What does this mean?

Circles

For a continuous function on a circle, there exists a pair of opposite points on the circle with the same value.

Imagine a 2D world covered in continuous mountains (no vertical cliffs or drops):

This theorem tells us that there exists a pair of points exactly opposite each other, with the exact same mountain height:

Why is this true? Well we can flatten out this world as a one dimentional function \(f(x)\), comparing the top of the circle (positive \(x\)) to the bottom (negative \(x\)):

  • A pair of opposite points on the circle would be the negative of the other, \(y\) and \(-y\).
  • If they both have the same value or height, then \(f(y) - f(-y) = 0\).
  • Consider the function \(g(x) = f(x) - f(-x)\).
  • This is an odd function, as \(g(-x) = f(-x) - f(x) = -\left(f(x) - f(-x)\right) = -g(x)\):

A continuous odd function always has a zero (it is continuous so no jumps, and must pass from \(-g(x)\) to \(g(x)\)). So there must exist some value \(y\) such that \(g(y) = f(y) - f(-y) = 0\), that is opposite points that have the same height.

Spheres

In more diementions this is even more bonkers! The full statement of the theorem gives that for continuous function \(f: S^n \rightarrow \mathbb{R}^n\) there exists a point \(y\) such that \(f(y) = f(-y)\).

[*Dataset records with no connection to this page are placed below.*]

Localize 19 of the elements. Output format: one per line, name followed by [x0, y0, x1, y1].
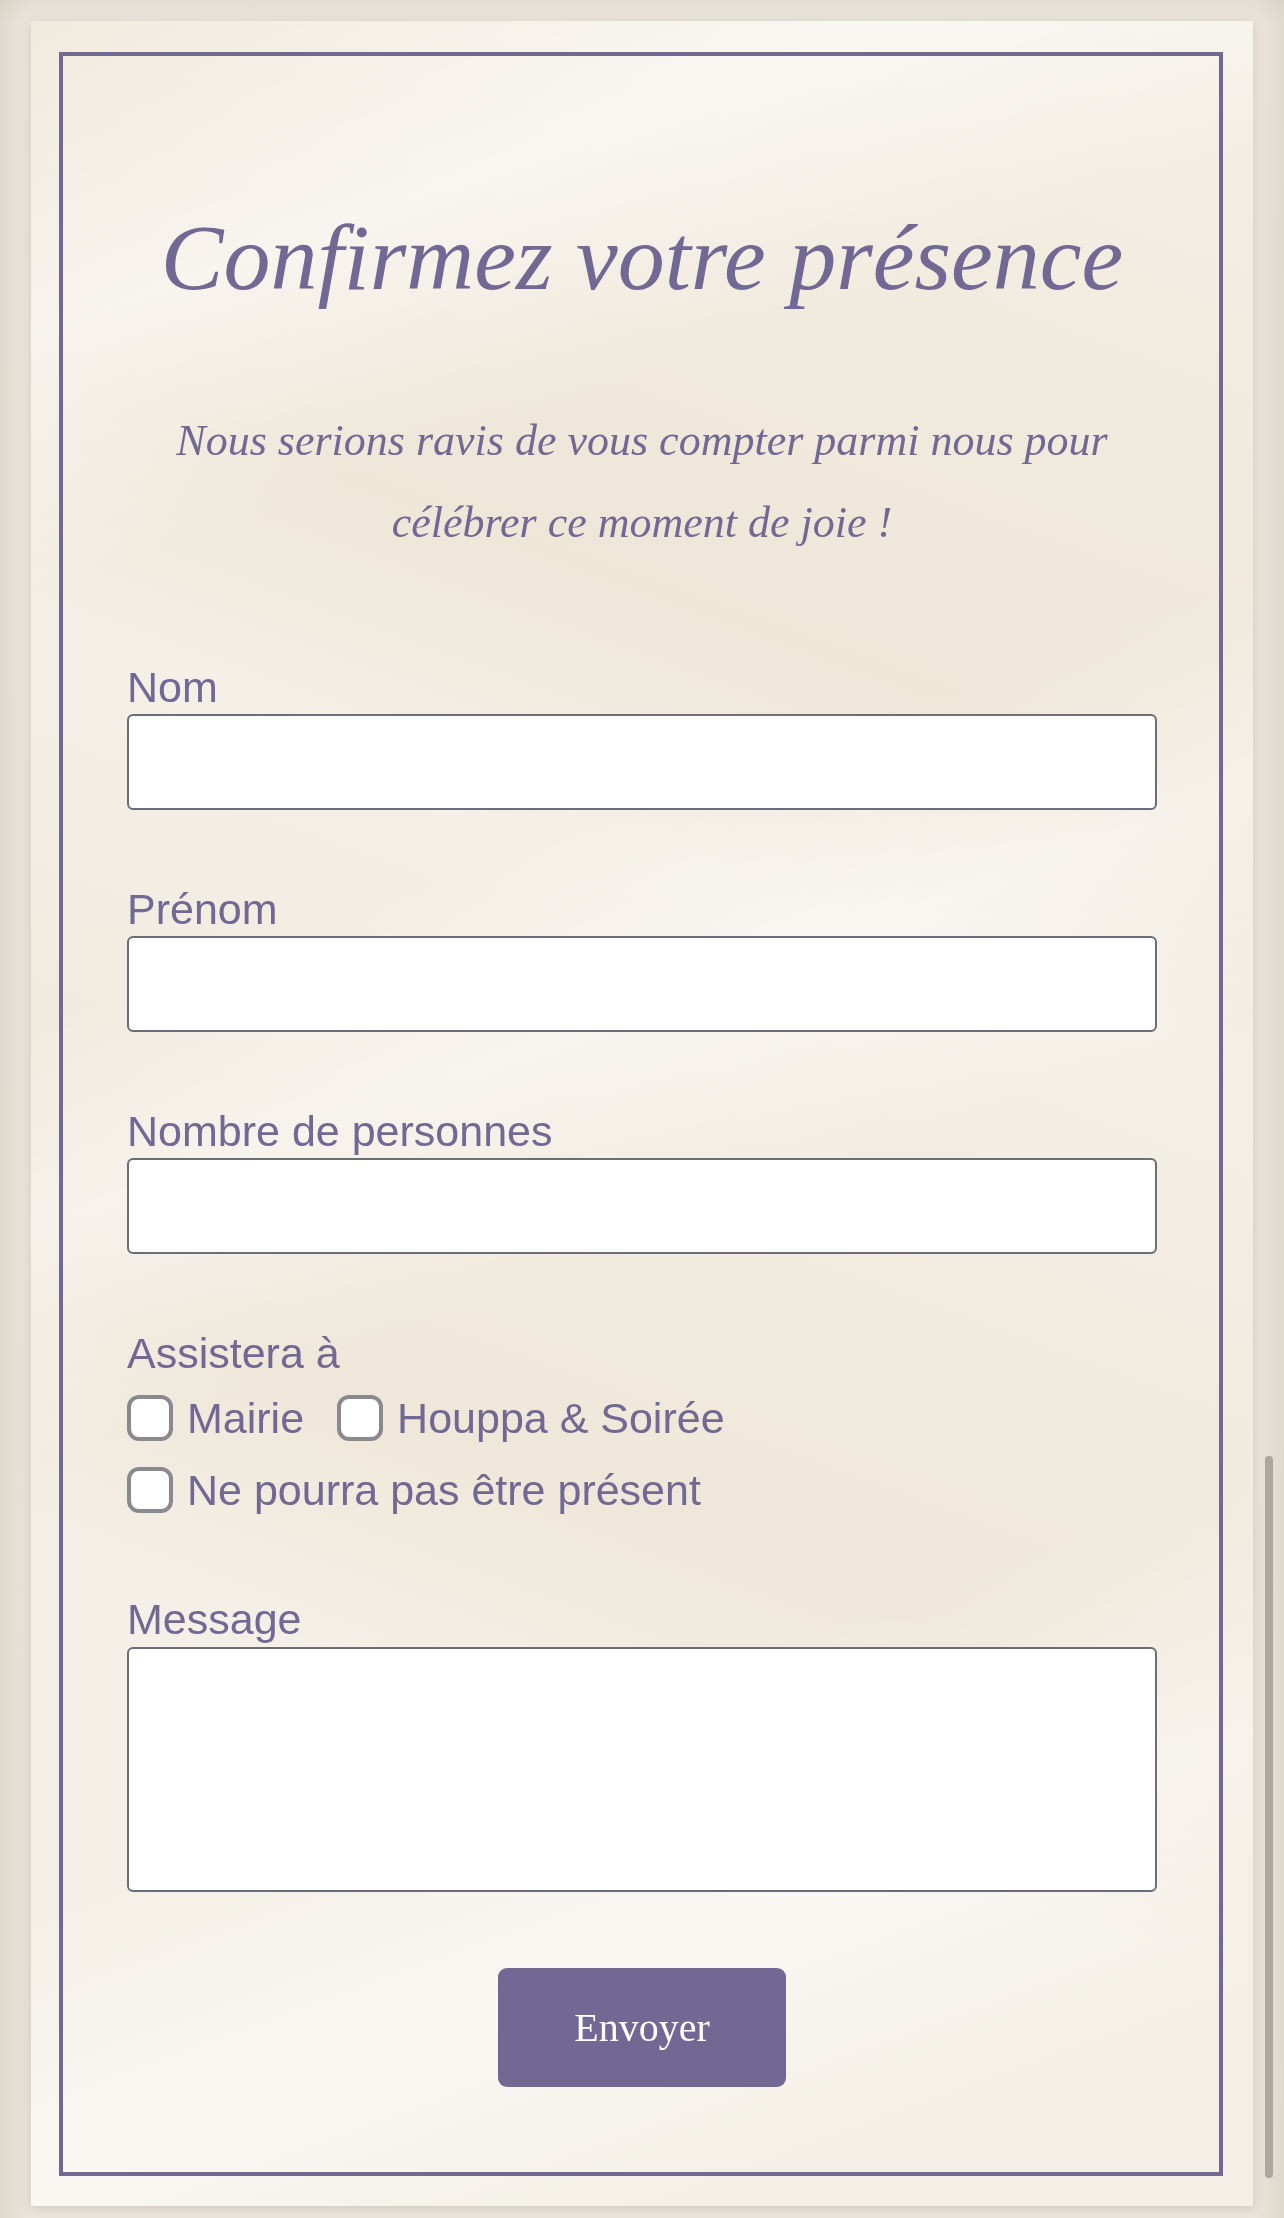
field-label: Prénom [127, 884, 278, 934]
field-label: Nom [127, 662, 218, 712]
field-label: Message [127, 1594, 302, 1644]
checkbox-label: Ne pourra pas être présent [187, 1465, 701, 1515]
scrollbar-thumb[interactable] [1265, 1456, 1273, 2178]
checkbox[interactable] [127, 1467, 173, 1513]
field-label: Assistera à [127, 1328, 340, 1378]
message-field[interactable] [127, 1647, 1157, 1892]
field-label: Nombre de personnes [127, 1106, 553, 1156]
checkbox-label: Houppa & Soirée [397, 1393, 725, 1443]
submit-button[interactable]: Envoyer [498, 1968, 786, 2087]
intro-text: Nous serions ravis de vous compter parmi nous pour célébrer ce moment de joie ! [175, 415, 1109, 549]
input-field[interactable] [127, 714, 1157, 810]
checkbox-label: Mairie [187, 1393, 305, 1443]
input-field[interactable] [127, 936, 1157, 1032]
page-title: Confirmez votre présence [160, 204, 1124, 311]
checkbox[interactable] [127, 1395, 173, 1441]
checkbox[interactable] [337, 1395, 384, 1441]
input-field[interactable] [127, 1158, 1157, 1254]
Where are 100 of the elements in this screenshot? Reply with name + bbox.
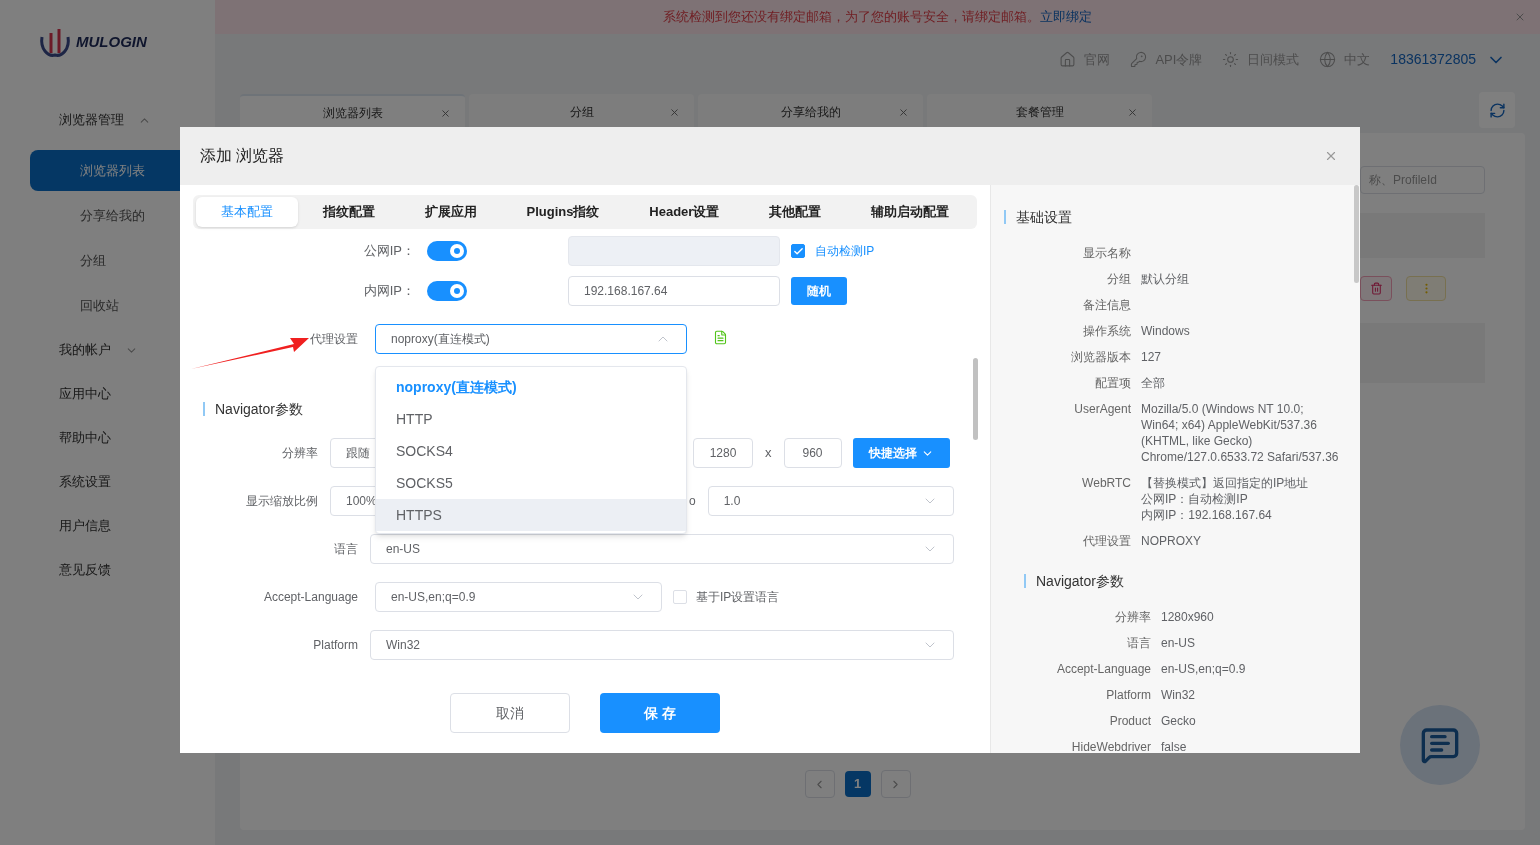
page-button[interactable]: 1 <box>844 771 871 797</box>
summary-label: 备注信息 <box>1082 297 1131 313</box>
summary-label: 语言 <box>1126 635 1151 651</box>
summary-label: 浏览器版本 <box>1070 349 1131 365</box>
ratio-select[interactable]: 1.0 <box>707 486 954 516</box>
refresh-icon <box>1488 101 1506 119</box>
summary-value: Gecko <box>1161 713 1196 729</box>
field-label: 内网IP： <box>362 282 415 301</box>
summary-value: 内网IP：192.168.167.64 <box>1141 507 1273 523</box>
document-icon[interactable] <box>713 330 728 345</box>
home-icon <box>1059 51 1077 68</box>
close-icon[interactable] <box>1324 149 1338 163</box>
summary-value: (KHTML, like Gecko) <box>1141 433 1254 449</box>
language-select[interactable]: en-US,en;q=0.9 <box>375 582 662 612</box>
refresh-button[interactable] <box>1479 92 1515 128</box>
close-icon[interactable] <box>898 106 909 118</box>
summary-value: false <box>1161 739 1187 753</box>
menu-item[interactable]: 浏览器管理 <box>0 98 215 142</box>
field-label: 分辨率 <box>281 445 318 462</box>
dropdown-option[interactable]: SOCKS4 <box>376 435 686 467</box>
config-tab[interactable]: 其他配置 <box>744 197 847 227</box>
config-tab[interactable]: Plugins指纹 <box>501 197 625 227</box>
summary-value: Windows <box>1141 323 1190 339</box>
summary-value: Win64; x64) AppleWebKit/537.36 <box>1141 417 1318 433</box>
option-select[interactable]: en-US <box>370 534 954 564</box>
section-title: Navigator参数 <box>215 399 303 419</box>
globe-icon <box>1319 51 1337 68</box>
option-select[interactable]: Win32 <box>370 630 954 660</box>
checkbox-label: 基于IP设置语言 <box>696 589 780 606</box>
key-icon <box>1130 51 1148 68</box>
checkbox-label: 自动检测IP <box>815 243 875 260</box>
summary-label: Product <box>1108 713 1151 729</box>
field-label: Accept-Language <box>262 589 358 606</box>
field-label: 显示缩放比例 <box>245 493 318 510</box>
dropdown-option[interactable]: HTTP <box>376 403 686 435</box>
config-tab[interactable]: 辅助启动配置 <box>846 197 975 227</box>
times-sign: x <box>765 444 772 463</box>
page-tab[interactable]: 套餐管理 <box>927 94 1152 130</box>
private-ip-field[interactable]: 192.168.167.64 <box>568 276 780 306</box>
logo-text: MULOGIN <box>76 32 147 53</box>
bind-link[interactable]: 立即绑定 <box>1040 9 1092 25</box>
dropdown-option[interactable]: SOCKS5 <box>376 467 686 499</box>
summary-value: 1280x960 <box>1161 609 1214 625</box>
summary-value: 默认分组 <box>1141 271 1189 287</box>
summary-label: UserAgent <box>1073 401 1131 418</box>
config-tab[interactable]: 扩展应用 <box>399 197 502 227</box>
trash-icon <box>1369 282 1383 295</box>
close-icon[interactable] <box>1514 11 1526 23</box>
page-tab[interactable]: 分组 <box>469 94 694 130</box>
field-label: 公网IP： <box>362 242 415 261</box>
summary-value: 公网IP：自动检测IP <box>1141 491 1249 507</box>
field-label: 语言 <box>333 541 358 558</box>
menu-item[interactable]: 我的帐户 <box>0 328 215 372</box>
summary-label: 操作系统 <box>1082 323 1131 339</box>
proxy-select[interactable]: noproxy(直连模式) <box>375 324 687 354</box>
summary-label: 分组 <box>1106 271 1131 287</box>
summary-value: 127 <box>1141 349 1162 365</box>
config-tab[interactable]: 指纹配置 <box>297 197 400 227</box>
summary-value: en-US,en;q=0.9 <box>1161 661 1246 677</box>
close-icon[interactable] <box>440 107 451 119</box>
field-label: 代理设置 <box>309 331 358 348</box>
summary-value: 【替换模式】返回指定的IP地址 <box>1141 475 1309 491</box>
config-tab[interactable]: Header设置 <box>624 197 745 227</box>
section-title: 基础设置 <box>1016 207 1072 227</box>
random-button[interactable]: 随机 <box>791 277 847 305</box>
dropdown-option[interactable]: HTTPS <box>376 499 686 531</box>
summary-label: 显示名称 <box>1082 245 1131 261</box>
page-tab[interactable]: 分享给我的 <box>698 94 923 130</box>
height-field[interactable]: 960 <box>783 438 842 468</box>
summary-value: Win32 <box>1161 687 1195 703</box>
toggle-switch[interactable] <box>427 281 467 301</box>
close-icon[interactable] <box>669 106 680 118</box>
summary-value: 全部 <box>1141 375 1165 391</box>
sun-icon <box>1222 51 1240 68</box>
width-field[interactable]: 1280 <box>693 438 753 468</box>
dropdown-option[interactable]: noproxy(直连模式) <box>376 371 686 403</box>
chat-icon <box>1420 725 1460 765</box>
summary-label: 配置项 <box>1094 375 1131 391</box>
summary-label: Accept-Language <box>1055 661 1151 677</box>
delete-button[interactable] <box>1360 276 1392 301</box>
summary-value: Mozilla/5.0 (Windows NT 10.0; <box>1141 401 1305 417</box>
account-menu[interactable]: 18361372805 <box>1390 49 1506 70</box>
logo-icon <box>38 26 72 59</box>
save-button[interactable]: 保 存 <box>600 693 720 733</box>
summary-label: WebRTC <box>1081 475 1131 492</box>
config-tab[interactable]: 基本配置 <box>196 197 298 227</box>
field-label: Platform <box>312 637 358 654</box>
summary-value: NOPROXY <box>1141 533 1201 549</box>
close-icon[interactable] <box>1127 106 1138 118</box>
summary-value: Chrome/127.0.6533.72 Safari/537.36 <box>1141 449 1339 465</box>
summary-label: 代理设置 <box>1082 533 1131 549</box>
page-tab[interactable]: 浏览器列表 <box>240 94 465 130</box>
cancel-button[interactable]: 取消 <box>450 693 570 733</box>
field-label: o <box>689 493 696 510</box>
section-title: Navigator参数 <box>1036 571 1124 591</box>
summary-label: 分辨率 <box>1114 609 1151 625</box>
summary-label: Platform <box>1105 687 1151 703</box>
summary-value: en-US <box>1161 635 1195 651</box>
notice-text: 系统检测到您还没有绑定邮箱，为了您的账号安全，请绑定邮箱。立即绑定 <box>663 8 1092 27</box>
quick-select-button[interactable]: 快捷选择 <box>852 438 950 468</box>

On a sphere, \(f\) is a function with two values. For example, consider the Earth as a sphere, and \(f\) is a function that gives the values of the temperature and humidity (reasonably assuming that both are continuous). There exists two points exactly opposite eachother on the Earth that have the exact same temperature and humidity!

This is also dicussed in this Forbes article. Considering any higher dimentions would hurt my brain, but these examples blew my mind.